Large Language Models (Text)
Arcus Prompt Enrichment enriches prompts provided to Large Language Models (LLMs) with external data matched by the Arcus Data Exchange. The exchange automatically matches your prompt to high value external data and signals then composes and injects this context into your LLM prompt to prevent hallucinations and provide important context that helps ground your LLMs in the real world.
Arcus Prompt Enrichment works by using Data Augmented Generation, a technique which first retrieves relevant external data from the exchange and then composes and injects this context into your LLM alongside your original prompt.
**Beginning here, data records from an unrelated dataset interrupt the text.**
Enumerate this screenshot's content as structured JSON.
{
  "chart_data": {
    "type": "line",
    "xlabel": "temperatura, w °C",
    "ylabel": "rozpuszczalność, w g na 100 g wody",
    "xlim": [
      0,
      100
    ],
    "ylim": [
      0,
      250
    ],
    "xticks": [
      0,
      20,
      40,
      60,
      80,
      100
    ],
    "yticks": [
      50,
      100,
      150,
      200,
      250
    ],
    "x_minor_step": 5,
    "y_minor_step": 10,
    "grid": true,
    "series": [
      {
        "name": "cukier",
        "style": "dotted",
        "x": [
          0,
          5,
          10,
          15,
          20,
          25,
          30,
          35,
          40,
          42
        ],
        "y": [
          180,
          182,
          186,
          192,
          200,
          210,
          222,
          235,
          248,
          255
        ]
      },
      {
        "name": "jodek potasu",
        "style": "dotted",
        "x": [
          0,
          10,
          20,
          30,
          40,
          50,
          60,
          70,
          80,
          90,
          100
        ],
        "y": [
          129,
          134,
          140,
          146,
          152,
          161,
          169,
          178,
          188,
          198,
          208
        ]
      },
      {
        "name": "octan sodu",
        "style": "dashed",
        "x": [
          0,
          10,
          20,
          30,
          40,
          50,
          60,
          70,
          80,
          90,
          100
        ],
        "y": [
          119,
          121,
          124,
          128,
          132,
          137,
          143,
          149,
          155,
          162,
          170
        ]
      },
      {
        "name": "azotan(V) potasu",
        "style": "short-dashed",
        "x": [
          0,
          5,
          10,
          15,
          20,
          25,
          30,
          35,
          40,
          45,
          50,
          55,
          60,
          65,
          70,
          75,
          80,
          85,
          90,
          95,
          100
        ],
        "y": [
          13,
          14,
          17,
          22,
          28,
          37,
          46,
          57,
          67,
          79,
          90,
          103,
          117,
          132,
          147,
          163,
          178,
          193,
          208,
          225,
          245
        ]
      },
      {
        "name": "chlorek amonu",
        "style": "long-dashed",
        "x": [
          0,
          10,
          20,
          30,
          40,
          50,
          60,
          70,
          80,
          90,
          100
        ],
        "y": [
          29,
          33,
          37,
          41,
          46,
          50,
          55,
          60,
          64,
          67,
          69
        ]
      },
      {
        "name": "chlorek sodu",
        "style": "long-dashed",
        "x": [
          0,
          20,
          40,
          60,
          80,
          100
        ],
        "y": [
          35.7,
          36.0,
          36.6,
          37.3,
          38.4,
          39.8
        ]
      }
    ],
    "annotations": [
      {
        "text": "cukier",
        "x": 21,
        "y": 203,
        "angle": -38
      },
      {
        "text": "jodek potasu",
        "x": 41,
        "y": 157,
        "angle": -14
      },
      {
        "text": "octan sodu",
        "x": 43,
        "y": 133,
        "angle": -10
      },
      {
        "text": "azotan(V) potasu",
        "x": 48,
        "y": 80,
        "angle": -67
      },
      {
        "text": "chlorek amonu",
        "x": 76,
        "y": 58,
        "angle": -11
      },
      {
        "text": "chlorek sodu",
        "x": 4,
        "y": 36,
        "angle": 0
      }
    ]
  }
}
Arcus Prompt Enrichment also provides you a summary of the context that was provided to your LLM to provide transparency into the data that was used to enrich your prompt.
Let’s walk through how to use Arcus Prompt Enrichment for LLMs using the Arcus Prompt SDK. Before we get started, you should create a prompt enrichment project on the Arcus platform (request early access here) and have your Project ID and API Key ready.
First, you configure your environment to connect the Prompt SDK to your Arcus Project and LLM provider. To do this, you wrap your LLM connection with an Arcus LLM
object.
Let’s look at an example using OpenAI GPT-4. We’ll configure our environment by wrapping our OpenAI connection with an Arcus OpenAI
object, which connects to the exchange to discover and compose relevant external data to enrich our prompts and also handles calling the OpenAI model to generate text completions. Your OpenAI API Key should be specified in the OPENAI_API_KEY
environment variable.
In a few lines of code, you can initialize an Arcus Config
object and use this to wrap our OpenAI connection. The Config
object takes in your Arcus API Key and Project ID, which you can create in the Arcus platform.
# Set the Config object
arcus_config = arcus.prompt.text.Config(
api_key='MY_API_KEY',
project_id='MY_PROJECT_ID',
)
# Initialize an Arcus OpenAI object
llm = arcus.prompt.text.OpenAI(
model_id='gpt-4',
config=arcus_config
)
This new llm
object takes all of the relevant arguments which you use to control text generations with OpenAI, such as temperature
and frequency_penalty
. You can reference the OpenAI API Reference for a full list of supported parameters; Arcus’ OpenAI module transparently supports the complete OpenAI API. The llm
object will retrieve relevant external data from the exchange and query OpenAI to generate text completions.
Now that you’ve configured your connection to Arcus, you are ready to enrich text completions using OpenAI models with external data matched by the exchange.
Let’s look at an example below.
prompt = "Who won the latest world series?"
response = llm.generate(prompt)
When you call llm.generate(prompt)
, the llm
object performs the following steps:
- Queries the Arcus Data Exchange to discover high value data and signals for your given prompt. Arcus’ matching algorithms rank external data candidates on the exchange by their inherent quality and their relevance to your given task.
- Retrieves this external data and composes it into your prompt as context. This allows GPT-4 to consume the matched context when generating the text completion.
- Queries OpenAI to generate the text completion using your now enriched prompt.
llm.generate(prompt)
returns an Arcus LLMOutput
object which stores the generated response as well as summary information about the context provided by the exchange. You can access the generated response as follows.
>>> print(response.get_generation())
According to the information you provided, the Houston Astros won the latest World Series in 2022, defeating
the Philadelphia Phillies in six games, with Dusty Baker as their manager.
The Arcus Prompt SDK also provides summary information about the context that was provided to your LLM. This helps you understand what context the exchange found most valuable and relevant to your prompt.
You can access this information using the get_context_summary()
method on your LLMOutput
object.
>>> print(response.get_context_summary())
The context lists the winners and the corresponding details of the World Series from 2018 to 2022. It
includes the teams, their managers, the scores, and the number of games played.
In this instance, we see that the exchange provided valuable context in the form of live ground truth data. This up-to-date context prevented your LLM from hallucinating and allowed it to infer information beyond its training date (i.e. data that it has never seen before).